Whitney shrugged, then ran away, laughing.

Olaf smiled. 'Oh, well. No matter. I'll just kill Klaus and Sunny, and I'll take Violet, so I can-"

Suddenly, a big huge SWAT van drove up, and pointed their anti-aircraft guns at Olaf. "Freeze, crazy guy!" yelled one. "You're under arrest for bribery, murder, burglary, arson, capture, extortion, larceny...."

FOUR HOURS LATER

".... eating expired cheese, robbing zoos, reading too much Stephen King and keeping the whole neighborhood up with your sniveling and just generally annoying people."

Olaf stared. "And is there a chance of me getting out of this one?"

"No, sir, I guarantee you will be convicted of at least twenty-five charges." repiled the SWAT team guy.

"Damn." was the response.

So Olaf was placed in a prison cell and forced to listen to bad music over and over, while being force-fed cardboard through a drip.

And as for the the other characters....

"Lemony?" asked Violet.

"Yes, Ms. Baudelaire?" was the response.

"I'd like another glass of lemonade please."

"Certainly." repiled the author, pricking himself with a pin. A gush of lemon juice poured out, and now all it needed was a five pound bag of sugar.

Klaus walked in with another book, and put it on his model of the Leaning Tower of Pisa, made completely out of books. "I hope doesn't fall." he said, just in time to be whacked in the head with a stack of falling books.

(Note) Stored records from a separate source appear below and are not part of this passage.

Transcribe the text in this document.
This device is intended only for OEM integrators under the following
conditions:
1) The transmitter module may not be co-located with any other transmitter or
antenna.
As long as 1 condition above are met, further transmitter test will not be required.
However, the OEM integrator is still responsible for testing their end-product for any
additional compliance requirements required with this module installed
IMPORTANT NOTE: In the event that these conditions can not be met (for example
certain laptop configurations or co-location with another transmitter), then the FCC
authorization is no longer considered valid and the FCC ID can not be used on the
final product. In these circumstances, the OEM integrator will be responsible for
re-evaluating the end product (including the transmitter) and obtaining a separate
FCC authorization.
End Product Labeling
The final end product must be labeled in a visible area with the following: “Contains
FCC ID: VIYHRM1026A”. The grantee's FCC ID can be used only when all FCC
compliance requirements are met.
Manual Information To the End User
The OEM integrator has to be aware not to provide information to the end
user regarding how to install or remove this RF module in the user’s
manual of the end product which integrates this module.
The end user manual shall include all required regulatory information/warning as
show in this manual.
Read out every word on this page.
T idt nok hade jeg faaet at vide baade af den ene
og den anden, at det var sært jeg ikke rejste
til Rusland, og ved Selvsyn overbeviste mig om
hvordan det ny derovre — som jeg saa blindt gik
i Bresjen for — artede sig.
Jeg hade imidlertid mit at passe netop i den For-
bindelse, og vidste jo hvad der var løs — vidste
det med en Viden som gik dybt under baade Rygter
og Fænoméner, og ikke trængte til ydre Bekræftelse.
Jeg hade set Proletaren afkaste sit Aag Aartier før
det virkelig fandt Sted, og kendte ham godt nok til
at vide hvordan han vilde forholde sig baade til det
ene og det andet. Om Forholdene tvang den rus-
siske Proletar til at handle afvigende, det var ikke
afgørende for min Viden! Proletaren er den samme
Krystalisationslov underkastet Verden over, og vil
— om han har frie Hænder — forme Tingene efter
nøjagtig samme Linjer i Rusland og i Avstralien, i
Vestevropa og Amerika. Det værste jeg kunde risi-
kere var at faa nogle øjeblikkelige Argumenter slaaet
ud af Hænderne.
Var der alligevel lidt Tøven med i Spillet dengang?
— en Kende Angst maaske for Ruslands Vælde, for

Sunny was now the most famous person on Earth, having completed every career there was to... uh.... work... in.

Robin Williams made many more movies, and Whitney Houston made some more albums.

Lleyton Hewitt threw himself off Centerpoint Tower in Sydney, while Kumquatty had enough of being a loser tennis player, and so retired to a wintry place, and had a real-life experience of Stephen King's Dreamcatcher.

Duncan and Isadora rewrote the dictionary for twins, and made millions, possibly billions.

Uncle Monty became a make-up artist, while Rove continued with his popular Australian TV show.

Tripod spilt up for a bit into various other bands, then realised they weren't making any money. So they got back together, and did a smash world tour, successful only in Australia. In the other countries, they only sold three tickets, two of which were purchased by a mad bandicoot name Harold Bishop.

And all this was due to some insanity of the trunk of Olaf's car.

Thank you.

The film ended.

"That was the crappiest film I've ever seen..." snapped one guy, feeling ripped off.

"Yeah!" agreed everyone, especially Belvedere.